Dept. of Anthropology, Indiana University
Biography
Phil is the retired Director of the Center on Aging and Community at the Indiana Institute on Disability and Community and a cultural anthropologist, with a BA from the University of Chicago and Ph.D. from Indiana University. For forty years, Phil has focused his efforts on the creation of age and ability friendly communities. He has consulted and published widely on the relationship between aging and place, with publications including Gray Areas:Ethnographic Encounters with Nursing Home Culture (2003), Elderburbia: Aging with a Sense of Place in America (2009), and The Global Age-Friendly Community Movement: A Critical Perspective (2018). He has received the Walter S. Blackburn Award from the Indiana Chapter of the AIA for contributions to the field by a non-architect and the Ageless America award from Partners for Livable Communities.

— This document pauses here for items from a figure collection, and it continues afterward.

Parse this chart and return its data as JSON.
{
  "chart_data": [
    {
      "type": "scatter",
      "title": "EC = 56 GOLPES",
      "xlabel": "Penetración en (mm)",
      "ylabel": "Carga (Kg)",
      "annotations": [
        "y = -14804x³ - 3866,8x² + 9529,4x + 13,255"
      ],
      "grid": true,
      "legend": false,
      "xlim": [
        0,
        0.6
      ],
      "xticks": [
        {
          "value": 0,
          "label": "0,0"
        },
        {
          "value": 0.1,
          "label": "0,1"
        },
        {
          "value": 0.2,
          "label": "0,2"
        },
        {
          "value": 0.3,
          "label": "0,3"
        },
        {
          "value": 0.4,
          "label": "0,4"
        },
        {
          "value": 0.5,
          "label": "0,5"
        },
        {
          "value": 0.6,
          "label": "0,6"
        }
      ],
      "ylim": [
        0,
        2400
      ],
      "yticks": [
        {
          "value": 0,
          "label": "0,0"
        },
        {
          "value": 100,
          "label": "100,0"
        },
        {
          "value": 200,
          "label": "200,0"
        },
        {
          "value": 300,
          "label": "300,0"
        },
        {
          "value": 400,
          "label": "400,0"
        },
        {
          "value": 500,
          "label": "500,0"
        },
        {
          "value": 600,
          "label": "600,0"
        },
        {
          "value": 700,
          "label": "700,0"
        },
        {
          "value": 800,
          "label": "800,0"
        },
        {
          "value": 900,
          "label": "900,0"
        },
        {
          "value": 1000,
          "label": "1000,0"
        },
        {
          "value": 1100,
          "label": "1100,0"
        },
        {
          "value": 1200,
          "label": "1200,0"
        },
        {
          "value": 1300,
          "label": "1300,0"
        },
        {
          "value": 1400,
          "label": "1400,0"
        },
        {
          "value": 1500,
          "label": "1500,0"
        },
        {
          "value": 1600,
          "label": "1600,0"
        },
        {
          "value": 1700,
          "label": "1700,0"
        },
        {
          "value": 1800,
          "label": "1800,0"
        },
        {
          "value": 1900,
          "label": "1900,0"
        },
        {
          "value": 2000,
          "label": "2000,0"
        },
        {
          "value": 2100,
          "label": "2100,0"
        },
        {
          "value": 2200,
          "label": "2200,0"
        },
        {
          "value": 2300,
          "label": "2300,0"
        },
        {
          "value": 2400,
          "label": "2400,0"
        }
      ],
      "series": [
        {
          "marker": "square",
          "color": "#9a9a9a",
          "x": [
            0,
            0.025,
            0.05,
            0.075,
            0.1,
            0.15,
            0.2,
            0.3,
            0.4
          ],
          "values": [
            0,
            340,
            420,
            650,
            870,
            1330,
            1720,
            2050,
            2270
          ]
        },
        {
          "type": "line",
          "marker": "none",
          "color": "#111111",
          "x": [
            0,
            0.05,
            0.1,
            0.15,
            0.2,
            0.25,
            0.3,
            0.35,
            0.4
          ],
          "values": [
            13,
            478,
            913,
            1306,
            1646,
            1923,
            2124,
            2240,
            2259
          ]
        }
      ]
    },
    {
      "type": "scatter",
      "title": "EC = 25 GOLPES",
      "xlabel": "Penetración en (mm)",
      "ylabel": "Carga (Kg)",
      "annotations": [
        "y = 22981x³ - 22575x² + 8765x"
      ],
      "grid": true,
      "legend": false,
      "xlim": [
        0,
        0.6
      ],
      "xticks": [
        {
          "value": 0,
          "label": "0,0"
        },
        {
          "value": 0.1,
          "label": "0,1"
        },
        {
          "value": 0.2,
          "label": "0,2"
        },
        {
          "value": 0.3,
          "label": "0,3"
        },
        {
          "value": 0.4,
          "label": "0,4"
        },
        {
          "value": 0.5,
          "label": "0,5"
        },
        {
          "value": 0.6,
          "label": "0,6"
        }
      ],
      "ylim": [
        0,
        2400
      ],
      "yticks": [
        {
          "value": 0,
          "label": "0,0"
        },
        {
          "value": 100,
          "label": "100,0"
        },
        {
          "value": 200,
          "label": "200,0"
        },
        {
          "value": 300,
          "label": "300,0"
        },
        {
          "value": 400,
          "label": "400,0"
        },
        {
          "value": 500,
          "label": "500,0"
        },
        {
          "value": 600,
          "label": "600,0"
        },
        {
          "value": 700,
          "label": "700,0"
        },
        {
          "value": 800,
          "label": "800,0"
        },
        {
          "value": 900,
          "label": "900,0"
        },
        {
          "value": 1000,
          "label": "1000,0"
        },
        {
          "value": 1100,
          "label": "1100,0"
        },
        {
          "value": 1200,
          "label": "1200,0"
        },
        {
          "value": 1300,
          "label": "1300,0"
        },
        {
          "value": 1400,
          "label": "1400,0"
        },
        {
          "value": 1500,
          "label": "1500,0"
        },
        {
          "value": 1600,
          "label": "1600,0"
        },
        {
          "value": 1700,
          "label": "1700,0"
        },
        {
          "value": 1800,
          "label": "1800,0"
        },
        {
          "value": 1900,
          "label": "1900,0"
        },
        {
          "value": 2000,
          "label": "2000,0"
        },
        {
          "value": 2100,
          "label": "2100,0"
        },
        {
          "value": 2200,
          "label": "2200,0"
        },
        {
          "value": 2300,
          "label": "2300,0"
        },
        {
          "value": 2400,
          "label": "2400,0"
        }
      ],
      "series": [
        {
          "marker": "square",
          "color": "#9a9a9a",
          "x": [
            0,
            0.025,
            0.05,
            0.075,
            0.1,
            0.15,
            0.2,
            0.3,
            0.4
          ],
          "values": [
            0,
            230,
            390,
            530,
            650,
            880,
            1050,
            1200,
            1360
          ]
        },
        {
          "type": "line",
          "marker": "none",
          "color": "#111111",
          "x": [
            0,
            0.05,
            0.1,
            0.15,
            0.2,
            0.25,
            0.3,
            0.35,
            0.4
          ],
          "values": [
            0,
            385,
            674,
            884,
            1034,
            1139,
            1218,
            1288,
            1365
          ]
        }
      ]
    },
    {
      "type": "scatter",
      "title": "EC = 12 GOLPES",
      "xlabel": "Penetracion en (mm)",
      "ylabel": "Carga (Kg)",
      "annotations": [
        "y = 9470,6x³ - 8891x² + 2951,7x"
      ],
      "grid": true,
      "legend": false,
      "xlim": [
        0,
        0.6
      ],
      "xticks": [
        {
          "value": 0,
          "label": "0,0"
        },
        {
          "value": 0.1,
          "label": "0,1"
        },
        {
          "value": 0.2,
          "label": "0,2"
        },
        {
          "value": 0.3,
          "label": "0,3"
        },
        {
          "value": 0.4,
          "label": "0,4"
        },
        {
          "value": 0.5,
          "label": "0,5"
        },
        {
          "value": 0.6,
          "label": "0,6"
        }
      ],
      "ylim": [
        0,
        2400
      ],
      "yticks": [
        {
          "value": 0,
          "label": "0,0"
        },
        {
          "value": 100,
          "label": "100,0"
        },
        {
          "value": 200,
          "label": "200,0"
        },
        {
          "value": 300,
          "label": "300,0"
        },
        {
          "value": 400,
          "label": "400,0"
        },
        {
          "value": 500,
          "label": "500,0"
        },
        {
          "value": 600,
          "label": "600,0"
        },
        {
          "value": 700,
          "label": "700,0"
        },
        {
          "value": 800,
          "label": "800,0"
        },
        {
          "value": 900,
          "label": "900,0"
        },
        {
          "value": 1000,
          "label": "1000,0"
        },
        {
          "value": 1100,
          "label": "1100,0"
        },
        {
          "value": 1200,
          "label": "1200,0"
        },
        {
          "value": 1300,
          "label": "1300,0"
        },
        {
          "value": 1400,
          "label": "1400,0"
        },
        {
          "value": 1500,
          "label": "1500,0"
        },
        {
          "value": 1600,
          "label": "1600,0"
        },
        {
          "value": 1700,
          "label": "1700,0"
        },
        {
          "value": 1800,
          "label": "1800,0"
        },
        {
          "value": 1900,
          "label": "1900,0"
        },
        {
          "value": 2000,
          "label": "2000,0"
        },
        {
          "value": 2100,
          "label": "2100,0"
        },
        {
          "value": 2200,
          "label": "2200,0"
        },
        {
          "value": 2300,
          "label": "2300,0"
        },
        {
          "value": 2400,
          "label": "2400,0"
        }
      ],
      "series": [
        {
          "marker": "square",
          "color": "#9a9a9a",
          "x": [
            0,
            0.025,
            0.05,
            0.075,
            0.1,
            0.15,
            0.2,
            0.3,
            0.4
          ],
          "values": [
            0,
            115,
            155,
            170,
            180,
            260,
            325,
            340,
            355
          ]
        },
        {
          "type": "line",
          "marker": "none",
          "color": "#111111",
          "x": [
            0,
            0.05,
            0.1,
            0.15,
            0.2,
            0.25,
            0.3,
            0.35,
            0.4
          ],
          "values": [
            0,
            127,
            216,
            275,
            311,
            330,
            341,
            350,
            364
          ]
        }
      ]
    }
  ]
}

Phil is a member of the board of the International Making Cities Livable conference, the Memory Bridge Foundation, and past president of the Association for Anthropology and Gerontology. Currently a board member of the American Society on Aging, Phil is a past board president of Bloomington Meals on Wheels, is Vice President of the board of the Monroe County History Center and chairs the Bloomington Commission on Aging. He has lived in Bloomington since 1978, coming for graduate school and deciding to stay.